Chutkan rejected a broader protective order that prosecutors had asked for, which would encompass all evidence. She also allowed Trump to review case materials without the presence of his attorneys, but under the condition that they review any notes Trump takes and ensure he is not using devices to make copies of the material.
The former president was not present in the courtroom Friday, after Chutkan waived his appearance.
Read More: Trump Pleads Not Guilty to Charges of Obstructing Election
In her written order, Chutkan said Trump would be allowed to share “information or records that are publicly available independent of the Government’s productions” and other information his defense team obtains “by independent means.” But she restricted Trump and his lawyers to sharing sensitive materials only with those employed to assist in his defense, people who are interviewed as potential witnesses and their counsel and others whom the court authorizes.

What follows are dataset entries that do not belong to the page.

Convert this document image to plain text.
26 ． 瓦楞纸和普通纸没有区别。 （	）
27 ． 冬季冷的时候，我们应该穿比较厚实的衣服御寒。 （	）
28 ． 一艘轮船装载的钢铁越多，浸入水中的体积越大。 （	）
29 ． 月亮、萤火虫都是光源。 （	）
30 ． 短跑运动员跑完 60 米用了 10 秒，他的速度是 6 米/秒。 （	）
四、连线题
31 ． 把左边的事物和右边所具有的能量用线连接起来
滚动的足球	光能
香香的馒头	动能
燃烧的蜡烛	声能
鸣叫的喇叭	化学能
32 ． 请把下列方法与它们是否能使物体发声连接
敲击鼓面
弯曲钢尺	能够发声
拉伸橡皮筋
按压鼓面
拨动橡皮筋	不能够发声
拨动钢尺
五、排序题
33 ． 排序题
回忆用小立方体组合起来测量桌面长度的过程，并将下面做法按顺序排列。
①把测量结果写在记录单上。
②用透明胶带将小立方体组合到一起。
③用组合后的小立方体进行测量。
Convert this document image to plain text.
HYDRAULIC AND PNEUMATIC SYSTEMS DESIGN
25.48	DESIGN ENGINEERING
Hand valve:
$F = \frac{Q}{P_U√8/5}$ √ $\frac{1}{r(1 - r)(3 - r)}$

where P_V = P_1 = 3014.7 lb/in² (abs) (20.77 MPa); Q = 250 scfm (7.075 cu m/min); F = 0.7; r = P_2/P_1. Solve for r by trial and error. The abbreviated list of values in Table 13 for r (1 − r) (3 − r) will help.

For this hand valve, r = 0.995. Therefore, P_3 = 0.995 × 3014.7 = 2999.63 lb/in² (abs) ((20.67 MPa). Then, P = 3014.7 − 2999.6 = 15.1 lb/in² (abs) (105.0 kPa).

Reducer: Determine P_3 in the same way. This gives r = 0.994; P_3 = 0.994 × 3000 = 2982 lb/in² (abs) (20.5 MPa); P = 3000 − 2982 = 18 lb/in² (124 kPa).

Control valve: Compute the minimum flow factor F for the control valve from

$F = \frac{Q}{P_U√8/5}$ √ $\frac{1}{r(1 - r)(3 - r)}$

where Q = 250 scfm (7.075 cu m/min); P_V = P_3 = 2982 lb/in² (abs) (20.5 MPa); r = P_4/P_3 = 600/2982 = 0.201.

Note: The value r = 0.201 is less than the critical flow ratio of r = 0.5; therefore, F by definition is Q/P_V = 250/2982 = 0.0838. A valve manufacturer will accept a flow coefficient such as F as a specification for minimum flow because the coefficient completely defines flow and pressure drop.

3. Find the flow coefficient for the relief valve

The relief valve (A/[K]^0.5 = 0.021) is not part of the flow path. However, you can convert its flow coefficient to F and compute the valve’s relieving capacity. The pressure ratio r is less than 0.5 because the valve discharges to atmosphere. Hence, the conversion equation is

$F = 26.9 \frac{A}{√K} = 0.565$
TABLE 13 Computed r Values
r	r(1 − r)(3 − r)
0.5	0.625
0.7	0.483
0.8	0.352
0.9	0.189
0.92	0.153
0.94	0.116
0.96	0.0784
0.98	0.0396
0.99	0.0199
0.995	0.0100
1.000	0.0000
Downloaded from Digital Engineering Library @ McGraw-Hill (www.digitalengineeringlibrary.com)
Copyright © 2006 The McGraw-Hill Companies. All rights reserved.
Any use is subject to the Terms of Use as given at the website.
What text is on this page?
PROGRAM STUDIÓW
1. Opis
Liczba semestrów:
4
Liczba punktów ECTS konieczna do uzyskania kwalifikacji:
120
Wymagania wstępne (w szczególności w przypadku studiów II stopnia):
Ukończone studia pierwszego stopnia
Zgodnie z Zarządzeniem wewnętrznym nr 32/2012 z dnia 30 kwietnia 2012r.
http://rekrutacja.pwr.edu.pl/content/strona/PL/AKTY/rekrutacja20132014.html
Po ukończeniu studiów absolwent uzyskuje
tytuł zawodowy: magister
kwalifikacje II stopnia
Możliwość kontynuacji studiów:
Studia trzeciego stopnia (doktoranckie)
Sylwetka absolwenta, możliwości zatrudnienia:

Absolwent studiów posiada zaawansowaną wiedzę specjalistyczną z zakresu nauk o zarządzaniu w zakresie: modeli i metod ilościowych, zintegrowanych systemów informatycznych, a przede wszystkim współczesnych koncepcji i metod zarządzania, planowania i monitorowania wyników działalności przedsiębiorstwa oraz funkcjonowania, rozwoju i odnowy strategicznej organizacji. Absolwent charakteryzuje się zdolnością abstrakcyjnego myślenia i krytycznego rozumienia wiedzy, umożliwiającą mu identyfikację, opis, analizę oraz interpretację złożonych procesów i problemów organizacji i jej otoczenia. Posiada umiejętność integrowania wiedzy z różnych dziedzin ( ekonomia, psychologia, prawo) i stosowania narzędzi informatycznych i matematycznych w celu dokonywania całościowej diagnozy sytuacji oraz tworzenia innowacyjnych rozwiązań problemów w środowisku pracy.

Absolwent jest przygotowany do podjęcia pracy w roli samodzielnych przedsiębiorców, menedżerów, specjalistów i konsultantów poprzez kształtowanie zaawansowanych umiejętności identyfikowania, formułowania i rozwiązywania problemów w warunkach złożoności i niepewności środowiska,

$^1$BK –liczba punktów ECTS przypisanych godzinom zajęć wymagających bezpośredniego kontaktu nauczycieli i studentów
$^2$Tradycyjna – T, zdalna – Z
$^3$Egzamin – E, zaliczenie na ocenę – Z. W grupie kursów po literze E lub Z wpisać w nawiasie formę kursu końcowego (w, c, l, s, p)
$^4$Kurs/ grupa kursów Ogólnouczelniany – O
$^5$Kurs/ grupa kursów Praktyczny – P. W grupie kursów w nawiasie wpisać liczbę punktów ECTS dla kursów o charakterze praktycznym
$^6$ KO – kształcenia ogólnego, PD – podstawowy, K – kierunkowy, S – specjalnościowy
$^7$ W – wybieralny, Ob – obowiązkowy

Trump can only use sensitive materials “solely in connection with the defense of this case, and for no other purpose,” the judge wrote in her order, which was issued after the hearing.
Prosecutors must tell Trump’s lawyers which materials count as sensitive “prior to or concurrent with disclosure,” Chutkan wrote.
The dispute began a week ago when prosecutors asked the judge for a protective order to expedite the discovery process with Trump’s lawyers. The government argued that such a restriction was particularly important in this case given the former president’s track record of using social media to comment on witnesses, judges, attorneys, and others associated with legal matters related to him.
The first round of discovery materials will include 11.6 million pages with a goal to wrap up the process by Aug. 28, prosecutor Thomas Windom said. He added that the “vast majority” of evidence in the case would fall under the category of “sensitive.”
Attorneys for Trump argued that restricting his ability to communicate about the case would violate his free speech rights at a time when he’s campaigning to return to the White House in the 2024 election, and could give an advantage to his political opponents, including President Joe Biden. They suggested that the gag order be limited to only “genuinely sensitive materials” such as grand jury information.
But the judge argued that while the former president has a first amendment right to free speech, that right is “not absolute.” Trump’s presidential campaign for the 2024 election would have no impact on any decision in this criminal case, she added.
“I intend to keep politics out of this,” Chutkan said.
In a Monday filing, the defense team accused Biden of trying to capitalize on the latest indictment, pointing to a social media post by him that states, “A cup of Joe never tasted better.” The post included a video of the president drinking coffee from a mug featuring a photo of him with laser eyes, a reference for the derogatory right-wing meme about Biden known as “Dark Brandon.”
Prosecutors included in their filing a screenshot of Trump’s Truth Social post that read: “IF YOU GO AFTER ME, I’M COMING AFTER YOU!”
The case is US v. Trump, 23-cr-00257, US District Court, District of Columbia (Washington, DC).